Mais les jeunes fanatiques ne se sont pas contentés de barrer des routes et de porter en triomphe sur leurs épaules le Lior libéré. Ils ont aussi essayé de prendre d’assaut l’immeuble de la Cour Suprême. Pourquoi cet immeuble en particulier ? Cela demande un peu d’explication.

LA DROITE ISRAÉLIENNE, et en particulier les colons et leurs rabbins, ont de longues listes d’objets de haine. Certaines de ces listes ont été publiées. J’ai l’honneur de figurer sur la plupart d’entre elles. Mais la Cour Suprême y figure très haut, si ce n’est en tête.

Pour quelles raisons ? La Cour ne s’est pas couverte de gloire lorsqu’elle s’est occupée des territoires occupés. Elle a autorisé la démolition de nombreux foyers palestiniens en représailles pour des actes “terroristes”, elle a approuvé la torture “modérée”, donné son accord à la “clôture de séparation” (qui avait été condamnée par la Cour Internationale), et elle s’est généralement comportée en bras de l’occupation.

Mais, dans quelques cas, la loi n’a pas donné à la Cour la possibilité d’échapper à ses responsabilités. Elle a appelé à la démolition d’“avant-postes” établis sur des propriétés privées palestiniennes. Elle a interdit des “meurtres ciblés” dans les cas où la personne pouvait être arrêtée sans risque, elle a décrété qu’il est illégal d’empêcher un citoyen arabe d’habiter un village situé sur une terre propriété de l’État, et ainsi de suite.

Toute décision de ce genre provoquait un hurlement de rage des gens de droite. Mais il y a une raison plus profonde à cet extrême antagonisme.
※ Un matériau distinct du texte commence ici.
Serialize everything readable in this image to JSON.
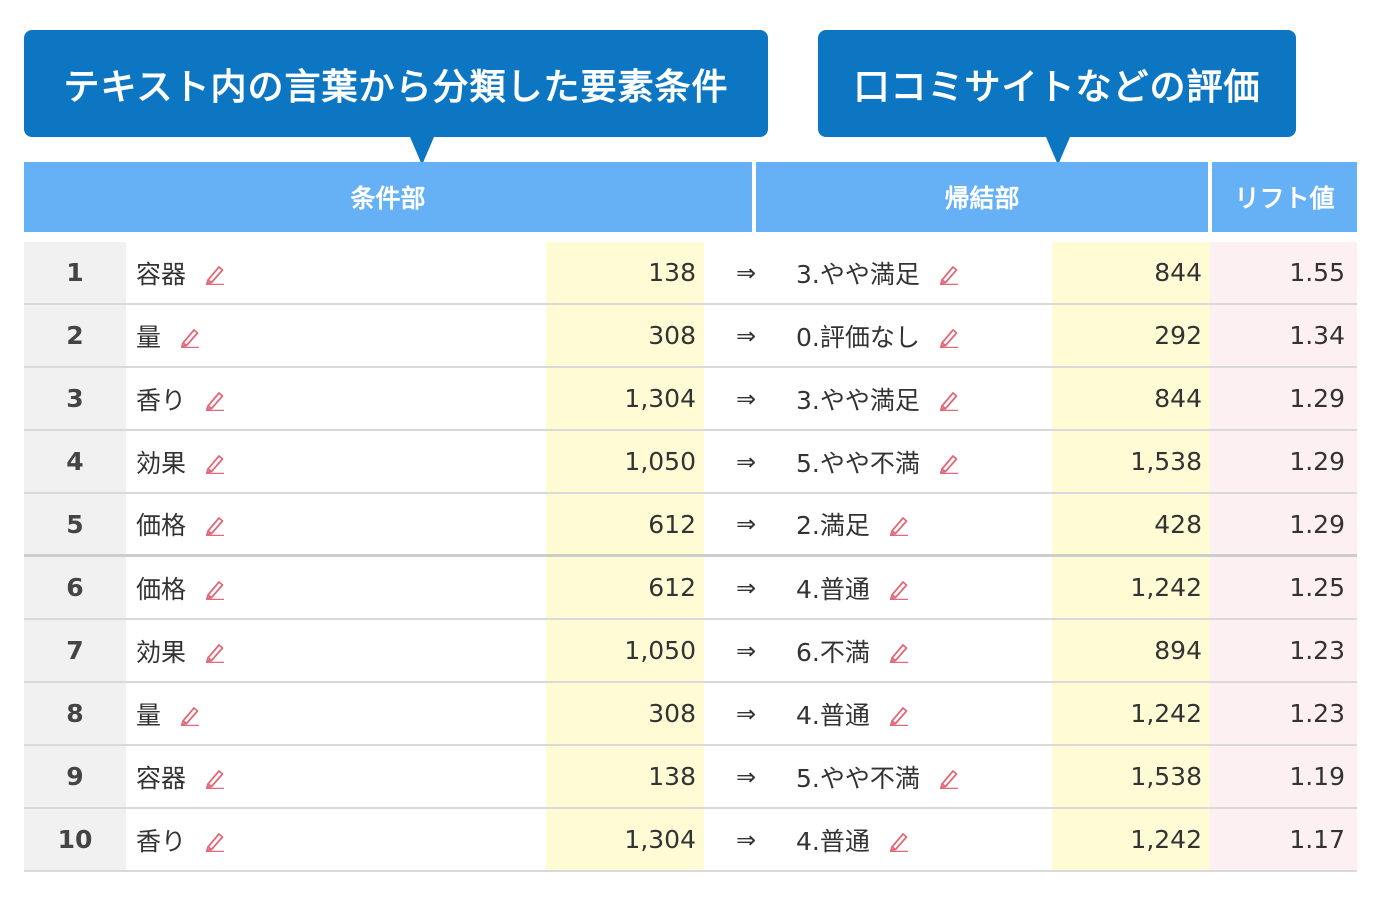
{
  "callouts": {
    "left": "テキスト内の言葉から分類した要素条件",
    "right": "口コミサイトなどの評価"
  },
  "header": {
    "condition": "条件部",
    "consequent": "帰結部",
    "lift": "リフト値"
  },
  "arrow_symbol": "⇒",
  "colors": {
    "callout": "#0d76c3",
    "header": "#66b0f5",
    "count_bg": "#fefbd5",
    "lift_bg": "#fdf0f3",
    "rank_bg": "#f1f1f1",
    "edit_icon": "#e06a7a"
  },
  "rows": [
    {
      "rank": "1",
      "condition": "容器",
      "condition_count": "138",
      "consequent": "3.やや満足",
      "consequent_count": "844",
      "lift": "1.55"
    },
    {
      "rank": "2",
      "condition": "量",
      "condition_count": "308",
      "consequent": "0.評価なし",
      "consequent_count": "292",
      "lift": "1.34"
    },
    {
      "rank": "3",
      "condition": "香り",
      "condition_count": "1,304",
      "consequent": "3.やや満足",
      "consequent_count": "844",
      "lift": "1.29"
    },
    {
      "rank": "4",
      "condition": "効果",
      "condition_count": "1,050",
      "consequent": "5.やや不満",
      "consequent_count": "1,538",
      "lift": "1.29"
    },
    {
      "rank": "5",
      "condition": "価格",
      "condition_count": "612",
      "consequent": "2.満足",
      "consequent_count": "428",
      "lift": "1.29"
    },
    {
      "rank": "6",
      "condition": "価格",
      "condition_count": "612",
      "consequent": "4.普通",
      "consequent_count": "1,242",
      "lift": "1.25"
    },
    {
      "rank": "7",
      "condition": "効果",
      "condition_count": "1,050",
      "consequent": "6.不満",
      "consequent_count": "894",
      "lift": "1.23"
    },
    {
      "rank": "8",
      "condition": "量",
      "condition_count": "308",
      "consequent": "4.普通",
      "consequent_count": "1,242",
      "lift": "1.23"
    },
    {
      "rank": "9",
      "condition": "容器",
      "condition_count": "138",
      "consequent": "5.やや不満",
      "consequent_count": "1,538",
      "lift": "1.19"
    },
    {
      "rank": "10",
      "condition": "香り",
      "condition_count": "1,304",
      "consequent": "4.普通",
      "consequent_count": "1,242",
      "lift": "1.17"
    }
  ]
}
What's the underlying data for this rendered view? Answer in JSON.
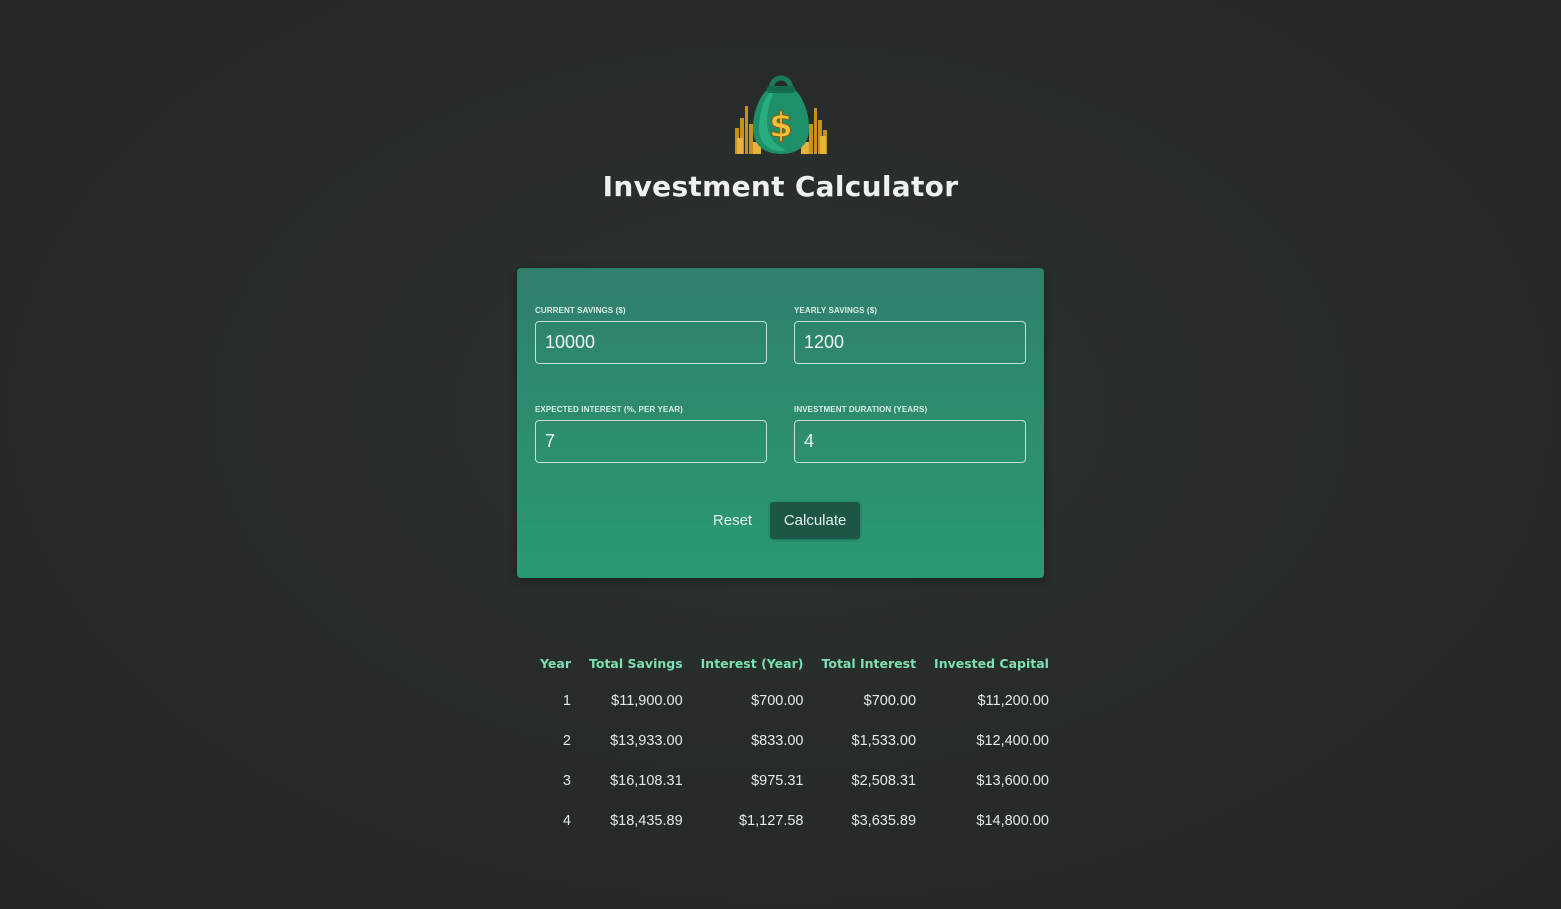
{
  "app": {
    "title": "Investment Calculator",
    "logo_icon": "money-bag-icon",
    "colors": {
      "background": "#262b29",
      "card": "#2b8f70",
      "accent_text": "#7be0b4",
      "button": "#1d5647"
    }
  },
  "form": {
    "fields": [
      {
        "label": "Current Savings ($)",
        "value": "10000"
      },
      {
        "label": "Yearly Savings ($)",
        "value": "1200"
      },
      {
        "label": "Expected Interest (%, per year)",
        "value": "7"
      },
      {
        "label": "Investment Duration (years)",
        "value": "4"
      }
    ],
    "reset_label": "Reset",
    "calculate_label": "Calculate"
  },
  "results": {
    "headers": [
      "Year",
      "Total Savings",
      "Interest (Year)",
      "Total Interest",
      "Invested Capital"
    ],
    "rows": [
      [
        "1",
        "$11,900.00",
        "$700.00",
        "$700.00",
        "$11,200.00"
      ],
      [
        "2",
        "$13,933.00",
        "$833.00",
        "$1,533.00",
        "$12,400.00"
      ],
      [
        "3",
        "$16,108.31",
        "$975.31",
        "$2,508.31",
        "$13,600.00"
      ],
      [
        "4",
        "$18,435.89",
        "$1,127.58",
        "$3,635.89",
        "$14,800.00"
      ]
    ]
  }
}
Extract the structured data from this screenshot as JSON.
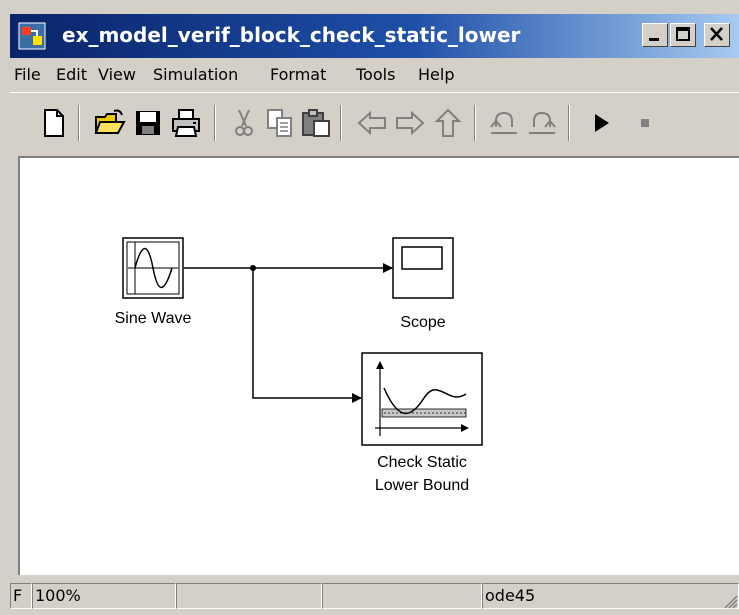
{
  "window": {
    "title": "ex_model_verif_block_check_static_lower",
    "title_icon": "simulink-model-icon",
    "controls": [
      "minimize",
      "maximize",
      "close"
    ]
  },
  "menu": {
    "items": [
      {
        "label": "File"
      },
      {
        "label": "Edit"
      },
      {
        "label": "View"
      },
      {
        "label": "Simulation"
      },
      {
        "label": "Format"
      },
      {
        "label": "Tools"
      },
      {
        "label": "Help"
      }
    ]
  },
  "toolbar": {
    "buttons": [
      {
        "icon": "new-document-icon"
      },
      {
        "icon": "open-folder-icon"
      },
      {
        "icon": "save-icon"
      },
      {
        "icon": "print-icon"
      },
      {
        "icon": "cut-icon"
      },
      {
        "icon": "copy-icon"
      },
      {
        "icon": "paste-icon"
      },
      {
        "icon": "back-arrow-icon"
      },
      {
        "icon": "forward-arrow-icon"
      },
      {
        "icon": "up-arrow-icon"
      },
      {
        "icon": "undo-icon"
      },
      {
        "icon": "redo-icon"
      },
      {
        "icon": "start-simulation-icon"
      },
      {
        "icon": "stop-simulation-icon"
      }
    ]
  },
  "diagram": {
    "blocks": [
      {
        "id": "sine-wave",
        "label": "Sine Wave"
      },
      {
        "id": "scope",
        "label": "Scope"
      },
      {
        "id": "check-static-lower-bound",
        "label_line1": "Check Static",
        "label_line2": "Lower Bound"
      }
    ]
  },
  "status": {
    "left": "F",
    "zoom": "100%",
    "solver": "ode45"
  },
  "colors": {
    "title_start": "#0a246a",
    "title_end": "#a6caf0",
    "chrome": "#d4d0c8",
    "canvas": "#ffffff"
  }
}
À LA DIFFÉRENCE DU CHRISTIANISME de l’époque moderne, mais de façon très similaire à l’islam, la religion juive n’est pas seulemnt une affaire entre l’Homme et Dieu, mais aussi une affaire entre l’Homme et l’Homme. Elle ne se vit pas dans un coin calme de la vie publique. La loi religieuse s’applique à tous les aspects de la vie publique et privée. En conséquence, pour un juif pieux – ou pour un musulman – l’idée européenne de séparation entre l’État et la religion est anathème.

La halakha juive, comme la charia islamique, règle chaque détail particulier de la vie. À chaque fois que la loi juive entre en conflit avec la loi israélienne, laquelle doit l’emporter ? Celle promulguée par la Knesset élue démocratiquement, qui peut être changée d’un moment à l’autre si le peuple le souhaite, ou celle donnée par Dieu sur le Mont Sinaï pour toujours, qui ne peut jamais être modifiée (tout au plus peut-elle être interprétée différemment) ?

Les fanatiques religieux en Israël soutiennent que la loi religieuse l’emporte sur la loi civile (comme dans plusieurs pays arabes), et que les tribunaux civils n’ont aucune juridiction sur les membres du clergé pour les questions relatives à la religion (comme en Iran). Lorsque la Cour Suprême en a jugé différemment, les rabbins orthodoxes les plus respectés n’ont eu aucune peine à mobiliser 100.000 protestataires à Jérusalem. Cela fait des années maintenant que des ministres du gouvernement, des professeurs de droit et des hommes politiques religieux, ainsi que leurs soutiens politiques, se sont activés à rogner l’intégrité, l’indépendance et le domaine de compétence de la Cour Suprême.

C’est l’élément capital de l’affaire. Le Procureur général considère qu’un livre appelant au meurtre d’enfants innocents est une incitation au crime. Les rabbins et leurs supporters considèrent cela comme une interférence inacceptable dans un débat religieux savant. Il ne peut y avoir aucun compromis réel entre ces deux points de vue.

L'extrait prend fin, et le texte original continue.